It’s Friday, the day of pop psychology, of searching questions.
What compels a man, I ask you, to make a 2,162-metre-long wedding dress for his bride-to-be? The Guinness Book of Records, is the short answer. But there’s more to it than that, isn’t there? Was Zhao Peng, the dressmaking groom, neglected in childhood; did he suffer a wedding-dress-related trauma in his teens; did he watch American Beauty too many times (Peng pinned 9,999 red roses on to the train of the dress)? I don’t know.
I do know that Xinhua definitely walks away with the Quote of the Week trophy. It has two absolute corkers.

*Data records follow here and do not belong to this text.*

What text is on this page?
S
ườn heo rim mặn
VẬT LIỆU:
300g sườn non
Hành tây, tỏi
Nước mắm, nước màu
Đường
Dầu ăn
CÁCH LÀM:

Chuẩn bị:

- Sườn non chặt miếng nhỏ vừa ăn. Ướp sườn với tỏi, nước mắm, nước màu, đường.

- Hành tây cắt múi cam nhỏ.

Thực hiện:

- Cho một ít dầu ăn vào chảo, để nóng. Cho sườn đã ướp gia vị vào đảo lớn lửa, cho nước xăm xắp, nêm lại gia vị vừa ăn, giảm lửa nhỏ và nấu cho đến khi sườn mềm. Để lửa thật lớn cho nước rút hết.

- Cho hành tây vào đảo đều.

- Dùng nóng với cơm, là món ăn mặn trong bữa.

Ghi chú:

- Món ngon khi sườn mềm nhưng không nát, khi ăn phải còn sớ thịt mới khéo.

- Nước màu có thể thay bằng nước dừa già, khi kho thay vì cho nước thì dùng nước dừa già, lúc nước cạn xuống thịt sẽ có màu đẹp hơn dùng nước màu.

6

First, from the groom himself:
“I do not want a cliché wedding parade or banquet, nor can I afford the extravagance of a hot balloon wedding.”
And then his mother:
“It is a waste of money in my opinion.”
Oh, mothers! Must they crush our dreams? Your son opted for the giant wedding dress, not the expensive hot balloon option – you should be grateful. (A hot balloon wedding? I know he means hot-air balloon, but I’m just imagining lots of little party balloons, strangely warmed.) Anyway, on reflection, I’m on Peng’s side. He’s romantic with a capital R. He knows a gesture when he sees one. It might be utterly pointless, but hell, everything’s pointless once you start thinking like that. Ah, Friday, it gets me every time.